What can be the best code practice in this case ? I am not an expert with persistent variables and tried several times but with no luck -- can u provide a code snippet that I can use an example to code the above scenario ?
Far quicker to supply what you have already coded to see where you went wrong than a dump of 1 to 2 lines of code. Which will start multiple back and forth questions.
Thanks a lot for your response.
I have added the persistent variables to hold the price level at a break of the high or the low to retain their values between function calls with each new bar
Then I have added this main code to decide long or short and it seems to be working for now
The new issue might be related to the floating point imprecision as when there is a bar that has <close =low > or <close ==high> the code doesn't recognize the event like in the bar circled in the image ..
Also how to let the code know the initial condition long or short , once we activate the trading system on the chart -- does it make backward calculations on all the bars in the chart to determine the initial condition ? or we need to add an input and the user can define the initial long or short status ?
Long or short here is a status that is then used to let the algo enters orders ..
What are all these? And what are you trying to achieve with them?
Also are you sure they are doing what you expect? I'm guessing they are SCInputRef variables and you want them to act as persistent bool variables? If they are I've never seen SCInputRef used like that.... not to say they don't work but,
You should use PersistentInt and set them to 0 or 1
L, S, x, y are boolean inputref that are used to make transitions between long and short based on the <if> conditions.
SCInputRef L = sc.Input[12];
SCInputRef S = sc.Input[13];
SCInputRef x = sc.Input[14];
SCInputRef y = sc.Input[15];
I am noting a new issue that is non-related to persistent variables --It is as explained in the chart image and it is related to floating point imprecision. This is handled in Spreadsheet by rounding to the ticksize -- simply if there is a bar that has the low equals the close or the high equals to the close, the code starts not to work for the break condition.
The new issue might be related to the floating point imprecision as when there is a bar that has <close =low > or <close ==high> the code doesn't recognize the event like in the bar circled in the image ..
You can use the sc.FormattedEvaluate() function to do the comparisons without floating point imprecision.

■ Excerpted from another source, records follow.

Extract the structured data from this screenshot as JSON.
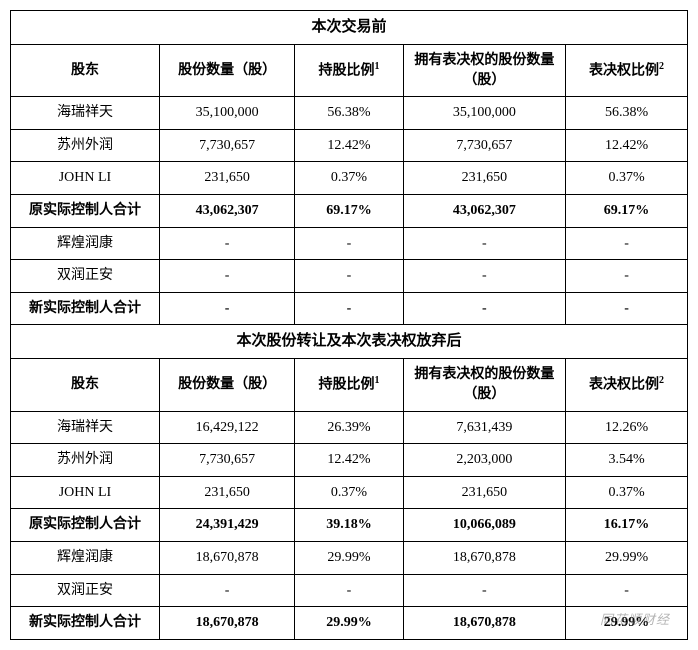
{
  "section1": {
    "title": "本次交易前",
    "columns": [
      "股东",
      "股份数量（股）",
      "持股比例 ¹",
      "拥有表决权的股份数量（股）",
      "表决权比例 ²"
    ],
    "rows": [
      {
        "cells": [
          "海瑞祥天",
          "35,100,000",
          "56.38%",
          "35,100,000",
          "56.38%"
        ],
        "bold": false
      },
      {
        "cells": [
          "苏州外润",
          "7,730,657",
          "12.42%",
          "7,730,657",
          "12.42%"
        ],
        "bold": false
      },
      {
        "cells": [
          "JOHN LI",
          "231,650",
          "0.37%",
          "231,650",
          "0.37%"
        ],
        "bold": false
      },
      {
        "cells": [
          "原实际控制人合计",
          "43,062,307",
          "69.17%",
          "43,062,307",
          "69.17%"
        ],
        "bold": true
      },
      {
        "cells": [
          "辉煌润康",
          "-",
          "-",
          "-",
          "-"
        ],
        "bold": false
      },
      {
        "cells": [
          "双润正安",
          "-",
          "-",
          "-",
          "-"
        ],
        "bold": false
      },
      {
        "cells": [
          "新实际控制人合计",
          "-",
          "-",
          "-",
          "-"
        ],
        "bold": true
      }
    ]
  },
  "section2": {
    "title": "本次股份转让及本次表决权放弃后",
    "columns": [
      "股东",
      "股份数量（股）",
      "持股比例 ¹",
      "拥有表决权的股份数量（股）",
      "表决权比例 ²"
    ],
    "rows": [
      {
        "cells": [
          "海瑞祥天",
          "16,429,122",
          "26.39%",
          "7,631,439",
          "12.26%"
        ],
        "bold": false
      },
      {
        "cells": [
          "苏州外润",
          "7,730,657",
          "12.42%",
          "2,203,000",
          "3.54%"
        ],
        "bold": false
      },
      {
        "cells": [
          "JOHN LI",
          "231,650",
          "0.37%",
          "231,650",
          "0.37%"
        ],
        "bold": false
      },
      {
        "cells": [
          "原实际控制人合计",
          "24,391,429",
          "39.18%",
          "10,066,089",
          "16.17%"
        ],
        "bold": true
      },
      {
        "cells": [
          "辉煌润康",
          "18,670,878",
          "29.99%",
          "18,670,878",
          "29.99%"
        ],
        "bold": false
      },
      {
        "cells": [
          "双润正安",
          "-",
          "-",
          "-",
          "-"
        ],
        "bold": false
      },
      {
        "cells": [
          "新实际控制人合计",
          "18,670,878",
          "29.99%",
          "18,670,878",
          "29.99%"
        ],
        "bold": true
      }
    ]
  },
  "colWidths": [
    "22%",
    "20%",
    "16%",
    "24%",
    "18%"
  ],
  "watermark": "同花顺财经"
}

Is there any setup for the entire code to avoid this problem - The issue should be well known - or this will need to change every comparison of the price crossing or breaking a line using that complex function ?
L, S, x, y are boolean inputref that are used to make transitions between long and short based on the <if> conditions.
SCInputRef L = sc.Input[12];
SCInputRef S = sc.Input[13];
SCInputRef x = sc.Input[14];
SCInputRef y = sc.Input[15];
They are not meant to be used like that. In the thousands of lines of code by SC I've never seen them use the SCInputRef as a variable. You should be using persistent int.
mosalem2003
Is there any setup for the entire code to avoid this problem - The issue should be well known - or this will need to change every comparison of the price crossing or breaking a line using that complex function ?
The issue is well known that's why there is this solution.